Take 2 Interactive takes their shot at solving the case, creating a mystical black gem (sought by the Nazis, naturally), known by the name of Black Dahlia. The gem gives its owner power to rule the world, quite typical for Nazi relics. The crusade for this gem by various groups is masked by all of the aforementioned murders, and one agent of the CIS is bound and determined to solve the case and stop. You play Jim Pearson, a fictional agent of the non-fictional CIS (later the OSS, and still later the CIA). You must interview agents, criminals, and face the murderer himself in order to solve the case, while dealing with interference from the local police, Eliot Ness and the FBI, as well as, of course, Nazis.
Take 2 does so many things right with this adventure that it’s hard to know where to begin. One of the last games to use extensive FMV sequences, it avoids the pitfalls present in most games of this nature. For starters, the game plays in first-person perspective. You never see Jim unless you’re watching a movie, so the continuity of his clothing and emotional state never come into play. And while some of the script is hokey, there are no noticeably horrible acting performances. The worst performance, surprisingly, is given by Dennis Hopper as an ex-CIS agent who’s been committed to a psych ward. Complementing the movies is the soundtrack, which is nearly flawless. Tense moments are subtly treated as such, without cheapening the mood with overblown scare tactics.

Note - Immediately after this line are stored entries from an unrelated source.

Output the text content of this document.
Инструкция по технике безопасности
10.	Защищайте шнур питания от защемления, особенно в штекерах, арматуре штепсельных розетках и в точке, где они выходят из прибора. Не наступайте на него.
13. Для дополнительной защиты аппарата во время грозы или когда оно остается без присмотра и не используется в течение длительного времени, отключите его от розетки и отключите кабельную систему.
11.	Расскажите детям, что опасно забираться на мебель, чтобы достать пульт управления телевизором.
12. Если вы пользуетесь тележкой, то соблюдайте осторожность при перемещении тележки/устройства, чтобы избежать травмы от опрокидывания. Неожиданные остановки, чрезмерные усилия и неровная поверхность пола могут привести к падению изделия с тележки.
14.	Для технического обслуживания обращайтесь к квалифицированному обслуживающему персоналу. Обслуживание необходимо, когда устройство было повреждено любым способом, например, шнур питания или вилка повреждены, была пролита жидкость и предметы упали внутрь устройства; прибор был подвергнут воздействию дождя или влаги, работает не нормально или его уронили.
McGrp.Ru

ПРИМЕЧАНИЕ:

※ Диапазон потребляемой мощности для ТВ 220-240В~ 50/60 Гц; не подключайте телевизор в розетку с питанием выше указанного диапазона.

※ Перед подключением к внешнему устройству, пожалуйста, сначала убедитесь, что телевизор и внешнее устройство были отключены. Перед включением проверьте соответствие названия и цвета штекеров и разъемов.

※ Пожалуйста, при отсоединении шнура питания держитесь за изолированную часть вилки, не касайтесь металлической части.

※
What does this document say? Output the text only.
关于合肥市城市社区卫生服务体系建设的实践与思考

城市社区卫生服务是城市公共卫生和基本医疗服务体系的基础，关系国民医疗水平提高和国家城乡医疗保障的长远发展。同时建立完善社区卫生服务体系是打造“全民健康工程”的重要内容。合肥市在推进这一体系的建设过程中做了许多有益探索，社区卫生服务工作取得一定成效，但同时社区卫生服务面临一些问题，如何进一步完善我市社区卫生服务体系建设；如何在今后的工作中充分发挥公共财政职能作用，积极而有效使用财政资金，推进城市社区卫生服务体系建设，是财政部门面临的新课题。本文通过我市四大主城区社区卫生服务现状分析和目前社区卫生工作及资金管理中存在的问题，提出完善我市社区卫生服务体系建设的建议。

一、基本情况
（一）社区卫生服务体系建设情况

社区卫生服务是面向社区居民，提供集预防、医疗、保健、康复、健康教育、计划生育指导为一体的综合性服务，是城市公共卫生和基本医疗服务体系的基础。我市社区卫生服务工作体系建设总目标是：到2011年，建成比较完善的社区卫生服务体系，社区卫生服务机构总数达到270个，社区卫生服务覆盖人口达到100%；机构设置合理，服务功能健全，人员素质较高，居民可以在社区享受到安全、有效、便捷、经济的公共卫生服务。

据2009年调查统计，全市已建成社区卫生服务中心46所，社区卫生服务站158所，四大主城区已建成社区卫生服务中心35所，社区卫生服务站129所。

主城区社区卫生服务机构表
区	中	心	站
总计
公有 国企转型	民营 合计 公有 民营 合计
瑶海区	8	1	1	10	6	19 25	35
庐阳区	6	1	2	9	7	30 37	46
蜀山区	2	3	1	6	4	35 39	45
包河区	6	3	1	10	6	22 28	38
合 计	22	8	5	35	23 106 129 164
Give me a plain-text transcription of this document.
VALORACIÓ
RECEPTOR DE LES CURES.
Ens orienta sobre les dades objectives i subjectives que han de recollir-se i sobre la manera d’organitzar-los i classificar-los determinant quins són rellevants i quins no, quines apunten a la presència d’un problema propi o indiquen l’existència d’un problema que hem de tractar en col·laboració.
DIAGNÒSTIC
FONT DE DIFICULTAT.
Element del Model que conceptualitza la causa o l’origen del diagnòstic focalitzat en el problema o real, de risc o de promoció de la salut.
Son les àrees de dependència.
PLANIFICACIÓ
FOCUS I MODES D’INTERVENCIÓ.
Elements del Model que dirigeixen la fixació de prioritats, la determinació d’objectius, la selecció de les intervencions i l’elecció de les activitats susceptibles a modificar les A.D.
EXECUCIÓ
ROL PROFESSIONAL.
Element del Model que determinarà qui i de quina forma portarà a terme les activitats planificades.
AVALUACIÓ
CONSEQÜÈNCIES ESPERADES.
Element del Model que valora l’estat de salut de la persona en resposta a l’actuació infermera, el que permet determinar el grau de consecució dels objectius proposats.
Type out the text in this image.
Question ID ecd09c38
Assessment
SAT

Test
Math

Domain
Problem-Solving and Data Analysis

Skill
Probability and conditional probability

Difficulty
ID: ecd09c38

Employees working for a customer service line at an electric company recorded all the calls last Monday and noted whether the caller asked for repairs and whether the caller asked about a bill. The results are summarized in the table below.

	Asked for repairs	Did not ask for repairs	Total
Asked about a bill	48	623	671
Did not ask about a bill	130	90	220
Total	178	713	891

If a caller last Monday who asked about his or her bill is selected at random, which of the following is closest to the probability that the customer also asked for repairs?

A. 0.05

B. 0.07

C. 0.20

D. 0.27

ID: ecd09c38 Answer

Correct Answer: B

The plot, which is perhaps the most ambitious and well-crafted in adventure game history, spans many locations, including Cleveland, Germany, and Los Angeles, and about ten years of history as Jim Pearson attempts to track down the Black Dahlia and the killer. The story borrows plenty of historical facts to increase the feeling of realism. As it is fairly easy to determine what is fact, fiction, and pure mysticism, the player never feels insulted by the storyteller. The game never pretends that it knows the truth behind the killings; it simply takes a fascinating historical account and creates an even more fascinating story around it, much like James Cameron did with Titanic.
What either makes or breaks the game for most players are the puzzles. They are hard. While there are a few inventory puzzles, most are symbolical or mathematical and require extensive note-taking. If you’ve ever done Mensa puzzles, think of the hardest of those. I would encourage all players to have a walkthrough handy, as unless you are a literal genius, you will break your keyboard from pounding your head against it. The designers cannot be faulted for the puzzles themselves, as none of them are contrived and all fit seamlessly with the plot. However, there are far too many of them, especially midway through the game, and at times it feels more like a homework assignment than a game. To be fair, some of them I found to be fascinating and I solved approximately a third of the puzzles without any help to much personal satisfaction.
If you like FMV games and don’t mind using a walkthrough to get through the tough parts, there is little doubt that you will be as enthralled with this adventure as I am and will no doubt follow up your experience by hitting Wikipedia for a history lesson.
Contemporary Rating: Medium. It takes a little bit to get used to movement. Also, swapping eight discs during gameplay is a pain, though there’s not much back-and-forth.
Cruelty Rating: Polite. Death (or a premature game over) is a rare outcome but can happen. The occasional save is needed.